Today’s guest picture is another from Mary Jo. This one is from Manitoba and shows a tree that took to autumn in stages.
We were greeted by frosty weather when we got up today, but once again it was dry so we weren’t complaining too much. It was too cold for cycling and I was very happy to welcome Dropscone for coffee and scones. He had been away for a golfing weekend having received a bargain offer from a hotel chain that was too good to resist.
When he left, I spent a little time watching the birds. Once again,there were plenty to watch, especially goldfinches.
In fact the number of goldfinches led to some slight altercations.
I managed to while away the rest of the morning until midday without doing anything of note but then I thought that in spite of still being pretty chilly, it might be the time to take my new camera out for a walk. It was rather grey but the camera was able to recognise one old friend on the near side of the river…
…though the gloomy conditions were almost too much for it when it came to a goosander on the far side of the Esk.
It had no trouble at all with another old friend once I had crossed the river by the Town Bridge.
I crossed the Sawmill Brig and took the upper track to the North Lodge.
The leaves are in three minds about autumn. These ones on a beech hedge are only just turning…
…while a hundred yards or so further along my walk, there were only a few left on the trees.
I interrupted a sheep having its lunch while I was on this section of track.
I noticed that the light seemed to be getting better and as I walked on, the sun came out. The effect was quite magical.
It wasn’t just the leaves that were affected by the sun. When I got to the North Lodge, where had intended to turn and head for home, the splendid view up the valley and a bit of warmth on my back persuaded me to give my feet a good test and I continued up the Longfauld track.
Not long ago, this track was lined with tall conifers on both sides and there were no views.

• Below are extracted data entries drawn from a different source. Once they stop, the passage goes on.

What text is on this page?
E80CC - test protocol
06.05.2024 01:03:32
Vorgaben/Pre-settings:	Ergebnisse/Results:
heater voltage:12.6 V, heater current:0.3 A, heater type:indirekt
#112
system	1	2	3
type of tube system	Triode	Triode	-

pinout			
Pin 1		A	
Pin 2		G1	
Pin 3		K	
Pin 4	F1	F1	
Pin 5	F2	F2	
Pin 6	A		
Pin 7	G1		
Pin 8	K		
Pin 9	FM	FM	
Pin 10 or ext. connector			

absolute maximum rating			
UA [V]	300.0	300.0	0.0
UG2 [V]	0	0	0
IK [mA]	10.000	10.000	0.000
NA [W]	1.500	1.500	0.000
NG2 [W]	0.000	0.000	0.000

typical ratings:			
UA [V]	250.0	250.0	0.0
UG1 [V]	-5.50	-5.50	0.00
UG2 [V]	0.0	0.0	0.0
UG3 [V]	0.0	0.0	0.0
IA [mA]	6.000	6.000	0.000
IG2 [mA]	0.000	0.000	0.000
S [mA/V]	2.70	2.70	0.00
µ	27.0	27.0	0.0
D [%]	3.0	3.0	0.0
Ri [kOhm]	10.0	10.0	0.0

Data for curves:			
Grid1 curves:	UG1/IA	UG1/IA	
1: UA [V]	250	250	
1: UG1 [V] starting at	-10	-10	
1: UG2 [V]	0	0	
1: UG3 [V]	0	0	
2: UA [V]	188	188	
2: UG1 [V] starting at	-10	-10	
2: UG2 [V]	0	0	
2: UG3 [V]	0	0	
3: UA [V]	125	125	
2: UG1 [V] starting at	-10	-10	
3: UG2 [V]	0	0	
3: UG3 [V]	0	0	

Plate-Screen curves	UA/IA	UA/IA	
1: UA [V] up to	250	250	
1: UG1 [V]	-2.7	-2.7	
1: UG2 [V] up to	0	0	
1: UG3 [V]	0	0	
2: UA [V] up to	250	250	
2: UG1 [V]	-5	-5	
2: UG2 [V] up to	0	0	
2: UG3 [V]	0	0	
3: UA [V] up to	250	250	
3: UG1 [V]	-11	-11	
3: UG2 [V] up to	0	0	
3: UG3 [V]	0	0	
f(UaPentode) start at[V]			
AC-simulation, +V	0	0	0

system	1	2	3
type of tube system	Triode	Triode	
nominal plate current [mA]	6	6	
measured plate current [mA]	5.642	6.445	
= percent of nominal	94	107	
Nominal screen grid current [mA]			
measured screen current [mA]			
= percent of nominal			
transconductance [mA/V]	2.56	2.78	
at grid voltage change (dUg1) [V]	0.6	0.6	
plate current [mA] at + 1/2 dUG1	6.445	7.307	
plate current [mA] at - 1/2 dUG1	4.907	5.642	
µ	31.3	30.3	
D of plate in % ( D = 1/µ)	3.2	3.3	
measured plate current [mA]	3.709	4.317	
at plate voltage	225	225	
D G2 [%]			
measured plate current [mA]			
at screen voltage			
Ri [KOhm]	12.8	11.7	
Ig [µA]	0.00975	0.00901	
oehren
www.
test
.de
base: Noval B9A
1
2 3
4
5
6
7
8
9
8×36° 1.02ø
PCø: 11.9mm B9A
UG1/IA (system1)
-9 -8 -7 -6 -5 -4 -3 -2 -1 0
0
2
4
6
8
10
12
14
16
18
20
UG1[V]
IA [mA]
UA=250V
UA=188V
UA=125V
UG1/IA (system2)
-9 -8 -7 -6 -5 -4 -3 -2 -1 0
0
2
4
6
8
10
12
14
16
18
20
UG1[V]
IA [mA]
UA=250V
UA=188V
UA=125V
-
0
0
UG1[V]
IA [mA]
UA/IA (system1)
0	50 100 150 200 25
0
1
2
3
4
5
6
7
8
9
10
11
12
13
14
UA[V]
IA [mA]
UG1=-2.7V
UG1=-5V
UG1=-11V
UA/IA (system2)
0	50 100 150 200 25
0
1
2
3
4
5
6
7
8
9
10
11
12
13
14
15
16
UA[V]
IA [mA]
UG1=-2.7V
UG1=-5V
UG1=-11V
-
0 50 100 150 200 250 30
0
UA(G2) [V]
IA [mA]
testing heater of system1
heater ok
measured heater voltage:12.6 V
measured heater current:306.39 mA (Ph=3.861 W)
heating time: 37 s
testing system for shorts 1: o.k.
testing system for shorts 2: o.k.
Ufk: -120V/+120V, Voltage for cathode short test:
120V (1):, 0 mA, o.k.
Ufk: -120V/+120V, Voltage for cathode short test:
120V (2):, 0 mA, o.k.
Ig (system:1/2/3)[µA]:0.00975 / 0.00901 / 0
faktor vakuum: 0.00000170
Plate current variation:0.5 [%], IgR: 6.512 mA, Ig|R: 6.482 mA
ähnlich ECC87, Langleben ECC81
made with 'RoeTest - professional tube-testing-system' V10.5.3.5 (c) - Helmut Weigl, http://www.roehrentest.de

Now the felling of the woods has transformed the walk and there are fine views to be had…
…and the track is light and airy.
The track follows the east bank of the Esk and I could look across the river and see the road that I would take on my way home on the other side.
At the end of the track, kindly people, foreseeing the needs of elderly walkers, have placed a handy bench upon which I paused for a while…
…before following the road downhill…
…to the river which I crossed by Potholm Bridge.
There was very little wind and it felt pleasantly warm in the sunshine as I ambled along the road, admiring trees as I went.
The trees came in small and neat…
…and bigger and untidy.
I liked both.
By the time that I had got to the end of the road, the sun had sunk behind the hill even though it was still early afternoon, so I kept my camera in my pocket for the most part of the last mile of my walk.
I did take it out for the door in a wall. Time has passed this door by…
…and so did I.
There is now a convenient gap in the wall a few yards further on and I used this to gain access to the woodland path that took me back to Langholm.
My last picture is of one of the many little culverts which help to keep the paths round here in good condition for walkers.
I got home in a very contented frame of mind. Both the camera and my feet had behaved well. I had walked about five and a half miles, my longest distance for some months.
Mrs Tootlepedal had a busy day with a business meeting over lunch followed by a visit to the hairdresser. She got home again in time to welcome our friends Mike and Alison for a cup to tea to celebrate their return from several weeks visiting family in New Zealand.
They were still recovering from jet lag but we had a good conversation about their travels.
I hope to be able to recommence playing Friday evening sonatas with Alison soon.
In the evening, I went off to sing with the Langholm choir. I enjoyed that too so all in all, it has been a very good day.
The flying bird of the day is a horizontal goldfinch emerging from behind a plant.